Anyone who runs a business knows that funds are vital. Even a brief interruption in cash flow can prove an impediment to routine operations. Access to sources of funds is just as necessary if one plans to expand, modernize or launch campaigns to generate more revenues. Wise business will always be on the lookout for sources of funds they can tap into whenever the need arises. One can go the regular route or one can explore other options.
Regular channels of business financing are banks and financial institutions that play by the rules. One must have a proper credit rating, a profitable ongoing business or a business project with a project report, audited financial statements and plenty of other documents in support to get funds at a low rate of interest. Some businesses that are struggling simply find this to be a tad overwhelming. Then there are non-conventional types of business financing that deserve serious consideration.
Finance from friends and relatives
One must keep options open when it comes to sources of funds for business. It may be the easiest way to get funds to borrow from friends and relatives. You may or may not pay interest. You may reply at your convenience. You certainly do not have to offer any security. The risk is that if you are not able to repay you stand to lose in your relationship.

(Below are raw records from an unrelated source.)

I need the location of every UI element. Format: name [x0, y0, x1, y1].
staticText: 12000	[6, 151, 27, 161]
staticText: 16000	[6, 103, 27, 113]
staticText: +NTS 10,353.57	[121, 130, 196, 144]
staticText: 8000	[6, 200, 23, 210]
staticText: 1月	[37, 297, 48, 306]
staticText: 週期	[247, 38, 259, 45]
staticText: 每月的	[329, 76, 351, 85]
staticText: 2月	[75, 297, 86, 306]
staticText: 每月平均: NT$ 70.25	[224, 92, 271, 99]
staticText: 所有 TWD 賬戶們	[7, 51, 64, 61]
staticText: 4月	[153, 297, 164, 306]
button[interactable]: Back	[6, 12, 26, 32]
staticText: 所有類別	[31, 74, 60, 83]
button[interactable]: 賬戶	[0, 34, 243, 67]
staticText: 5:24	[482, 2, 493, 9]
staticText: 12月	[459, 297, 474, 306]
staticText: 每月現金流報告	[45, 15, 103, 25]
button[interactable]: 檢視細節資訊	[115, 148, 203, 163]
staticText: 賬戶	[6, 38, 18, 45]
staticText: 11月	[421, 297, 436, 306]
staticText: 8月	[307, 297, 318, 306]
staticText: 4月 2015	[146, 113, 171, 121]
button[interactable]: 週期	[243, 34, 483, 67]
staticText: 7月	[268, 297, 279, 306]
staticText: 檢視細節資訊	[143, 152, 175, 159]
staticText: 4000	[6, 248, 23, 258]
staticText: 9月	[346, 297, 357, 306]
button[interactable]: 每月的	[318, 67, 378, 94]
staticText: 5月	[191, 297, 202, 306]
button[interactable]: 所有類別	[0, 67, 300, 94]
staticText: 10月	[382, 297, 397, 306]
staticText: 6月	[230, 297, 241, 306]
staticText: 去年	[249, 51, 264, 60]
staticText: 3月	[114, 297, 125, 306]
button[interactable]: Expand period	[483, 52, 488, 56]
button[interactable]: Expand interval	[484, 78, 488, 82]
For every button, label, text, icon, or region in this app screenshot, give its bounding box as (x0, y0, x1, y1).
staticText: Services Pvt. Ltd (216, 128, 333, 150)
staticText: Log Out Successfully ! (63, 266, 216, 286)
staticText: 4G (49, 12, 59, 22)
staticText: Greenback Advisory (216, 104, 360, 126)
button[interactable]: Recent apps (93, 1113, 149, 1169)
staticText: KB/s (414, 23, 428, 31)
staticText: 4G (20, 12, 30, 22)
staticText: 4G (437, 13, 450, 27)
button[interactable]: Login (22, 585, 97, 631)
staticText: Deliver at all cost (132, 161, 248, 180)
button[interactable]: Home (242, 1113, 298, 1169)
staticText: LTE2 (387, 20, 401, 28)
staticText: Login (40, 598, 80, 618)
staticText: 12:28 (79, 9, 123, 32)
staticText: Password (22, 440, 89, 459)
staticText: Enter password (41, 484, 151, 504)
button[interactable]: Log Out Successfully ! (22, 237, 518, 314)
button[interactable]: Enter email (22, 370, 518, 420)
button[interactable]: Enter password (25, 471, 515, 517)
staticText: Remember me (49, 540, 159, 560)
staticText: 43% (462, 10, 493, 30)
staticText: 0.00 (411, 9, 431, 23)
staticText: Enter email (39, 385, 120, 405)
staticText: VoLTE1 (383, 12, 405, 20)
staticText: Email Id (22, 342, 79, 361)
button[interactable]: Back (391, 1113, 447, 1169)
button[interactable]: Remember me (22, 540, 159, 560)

Loans against hypothecation of stocks, against orders and against invoices
No businessman should overlook these three vital sources of financing for small businesses. Loan against hypothecation of stocks is a nice way to have access to funds even after investing in stocks that may take some time to process into finished goods. Obtaining loans against orders is another way to remain liquid. One gets an advance of up to 70% of the order value and is free of cash constraints. Similarly, the gap between raising an invoice and receipt of funds can be anywhere from a week to a month or even 3 months. One can get finance against bills in the short term, of up to 70% of the invoice value and the lender “buys” the invoice, remitting the remnant part after taking his cut when the buyer makes payment.
The above three methods may not be suitable. There are times when a merchant is stuck and the only way to get funds in hand quickly to meet immediate requirements is to go the merchant cash advance route. Any merchant in operation for two or three years with a credit card sale of $10,000 can access funds up to $200,000 simply by furnishing proof of identity, proof of ownership of business, proof of residence and bank statement. No collateral is asked for and repayment is tied to card sales as a percentage. The downside is that the factor rate or APR is high but then when one gets MCA from a suitable lender the terms are reasonable.
A wise businessman will explore and keep all options open, taking the best one when required and forge ahead.